- Yalnız olarak bir yolda neşeli neşeli giden kişinin neşesi, dostlarla, yoldaşlarla giderse birken yüz olur.
- آنک تنها در رهی او خوش رود ** با رفیقان سیر او صدتو شود
- Eşek, ağır canlı olduğu halde eşeğiyle dostu ile giderse neşelenir kuvvet bulur.
- با غلیظی خر ز یاران ای فقیر ** در نشاط آید شود قوتپذیر
- Kervandan ayrılıp,yalnız yol almaya kalkışan eşeğe o yol, yüz kere daha uzar, o derece yorulur.
- هر خری کز کاروان تنها رود ** بر وی آن راه از تعب صدتو شود
- O çölü yalnız olarak aşıncaya kadar kaç sopa fazla yer, kaç kere fazla nodullanır. 515
- چند سیخ و چند چوب افزون خورد ** تا که تنها آن بیابان را برد
- O eşek sana der ki: Eşek değilsen yola böyle yalnız düşme. Sen de bu öğüdü iyi dinle.
- مر ترا میگوید آن خر خوش شنو ** گر نهای خر همچنین تنها مرو
- Yolu gözeterek tenhaca ve güzel güzel giden, şüphe yok ki dostlarla daha güzel gider.
- آنک تنها خوش رود اندر رصد ** با رفیقان بیگمان خوشتر رود
- Her peygamber, bu düz yolda mucize gösterdi, yoldaşları aradı.

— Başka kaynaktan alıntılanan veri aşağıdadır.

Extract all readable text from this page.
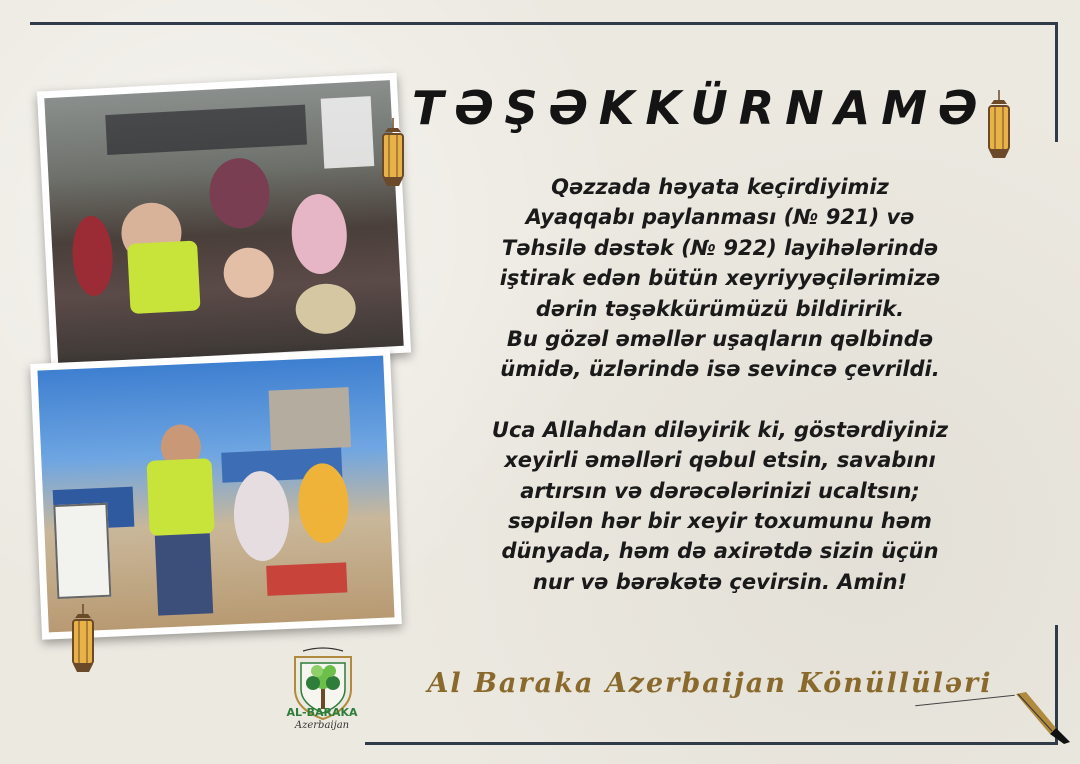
TƏŞƏKKÜRNAMƏ
Qəzzada həyata keçirdiyimiz
Ayaqqabı paylanması (№ 921) və
Təhsilə dəstək (№ 922) layihələrində
iştirak edən bütün xeyriyyəçilərimizə
dərin təşəkkürümüzü bildiririk.
Bu gözəl əməllər uşaqların qəlbində
ümidə, üzlərində isə sevincə çevrildi.
Uca Allahdan diləyirik ki, göstərdiyiniz
xeyirli əməlləri qəbul etsin, savabını
artırsın və dərəcələrinizi ucaltsın;
səpilən hər bir xeyir toxumunu həm
dünyada, həm də axirətdə sizin üçün
nur və bərəkətə çevirsin. Amin!
Al Baraka Azerbaijan Könüllüləri
AL-BARAKA
Azerbaijan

- هر نبیی اندرین راه درست ** معجزه بنمود و همراهان بجست
- Duvarların yardımı olmasa evler, ambarlar nereden meydana gelirdi?
- گر نباشد یاری دیوارها ** کی برآید خانه و انبارها
- Her duvar, birbirinden ayrı olsa tavan, havada nasıl olur da direksiz, dayanaksız durur. 520
- هر یکی دیوار اگر باشد جدا ** سقف چون باشد معلق در هوا
- Kâtibin, kalemin yardımı olmasa kâğıt üstüne yazı mı yazılır, sayı mı dökülür?
- گر نباشد یاری حبر و قلم ** کی فتد بر روی کاغذها رقم
- Bir kişi kamışları yere döşese, fakat örüp hasır yapmasa nasıl durur? Bir yel geldi mi alır, uçuruverir.
- این حصیری که کسی میگسترد ** گر نپیوندد به هم بادش برد
- Allah, her cinsi eş yarattı, sonuçlar da topluluktan meydana geldi.
- حق ز هر جنسی چو زوجین آفرید ** پس نتایج شد ز جمعیت پدید
- Hâsılı adam söyledi, kuş söyledi... bahisleri uzadı gitti.
- او بگفت و او بگفت از اهتزاز ** بحثشان شد اندرین معنی دراز
- Mesnevi’yi kısa ve gönlün istediği bir şekilde düz. Macerayı özlü ve kısa anlat. 525
- مثنوی را چابک و دلخواه کن ** ماجرا را موجز و کوتاه کن
- Ondan sonra kuş dedi ki: Bu buğdaylar kimin? Adam, vasisi olmayan bir yetimin emaneti.
- بعد از آن گفتش که گندم آن کیست ** گفت امانت از یتیم بی وصیست
- Beni emin bildikleri için emanet ettiler, yetim malı dedi.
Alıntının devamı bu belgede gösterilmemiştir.